We are continuing to see significant notifications to insurers which relate to tax avoidance schemes, and HMRC’s so-called ‘clamp down’ on tax avoidance using accelerated payment notices (APNs) to recover disputed tax directly from taxpayers without the need for a court order. See our previous updates here and here for background information.
These notifications come as no surprise; HMRC has now collected over £2bn using APNs since they were introduced in the Finance Act 2014. Claimant law firms and claims management companies have been actively recruiting investors who have been targeted by HMRC to bring large-scale claims against their advisers. Accountants and financial advisers remain the primary focus of such claims, although lawyers are also a target, particularly in relation to SDLT schemes.
The latest example is Withers LLP, which is launching a class action for investors in certain schemes. Withers appears to be particularly focusing on schemes sold to professional footballers. We have seen many such schemes, including schemes where the entire investor population was constituted of well-known footballers, and have seen claims being brought by present and former Premiership managers, having heard tell of presentations being given by financial advisers at football grounds. Withers’ website states their view that “there is a strong mis-selling case against advisors”, particularly where the individuals concerned were young and financially inexperienced. It claims that some investors, faced with tax demands in the form of APNs from HMRC, have had to declare themselves bankrupt. A group action is threatened against multiple advisers across the country, with over a hundred clients already signed up as at February 2016, and with proceedings likely to be issued before the end of March 2016. Limitation will obviously be a key consideration for those responding to the claims, hence Withers’ desire to proceed quickly.
The Tax Avoidance Schemes (Prescribed Descriptions of Arrangements) (Amendment) Regulations 2016 have been published. These seek to expand the reach of the Disclosure of Tax Avoidance Scheme (DOTAS) rules. This is a matter of some concern since one of the criteria which allows HMRC to send an investor an APN is if the DOTAS rules apply to the tax planning at issue. These changes accordingly expand the scope of the APN regime, meaning that a greater number of investors could receive demands for payment of tax within 90 days if HMRC decides to challenge the planning.

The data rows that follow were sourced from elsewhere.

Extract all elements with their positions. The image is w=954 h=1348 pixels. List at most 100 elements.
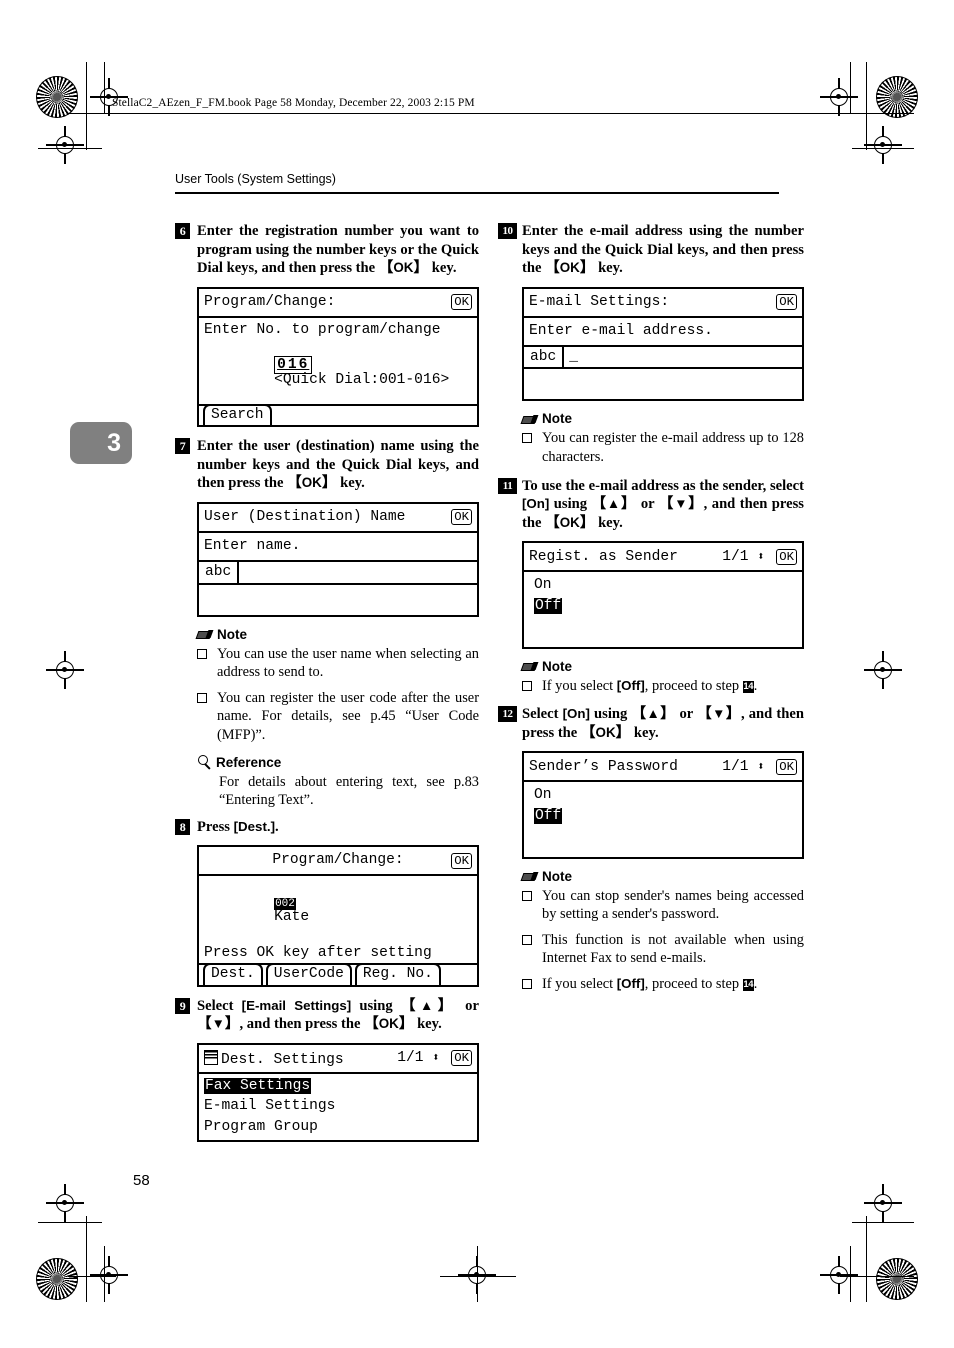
- lcd-title-right: 1/1 ⬍ OK: [397, 1050, 472, 1067]
- lcd-regist-as-sender: Regist. as Sender 1/1 ⬍ OK On Off: [522, 541, 804, 649]
- ok-button[interactable]: OK: [451, 1050, 472, 1067]
- note-item: This function is not available when usin…: [522, 931, 804, 968]
- menu-item-email-settings[interactable]: E-mail Settings: [199, 1096, 477, 1117]
- step-6-key: OK: [393, 260, 414, 276]
- lcd-prompt: Enter name.: [204, 538, 301, 555]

Away from APNs, HMRC continues to experience success at court. The latest high-profile case is a long-running dispute concerning Deutsche Bank AG, UBS Group AG and so-called ‘banker bonus plans’; the Supreme Court held last week that the tax avoidance plans applied to employee bonuses were “commercially irrelevant” and had no other purposes other than to avoid tax, ordering the banks to pay significant liabilities in tax dating back many years.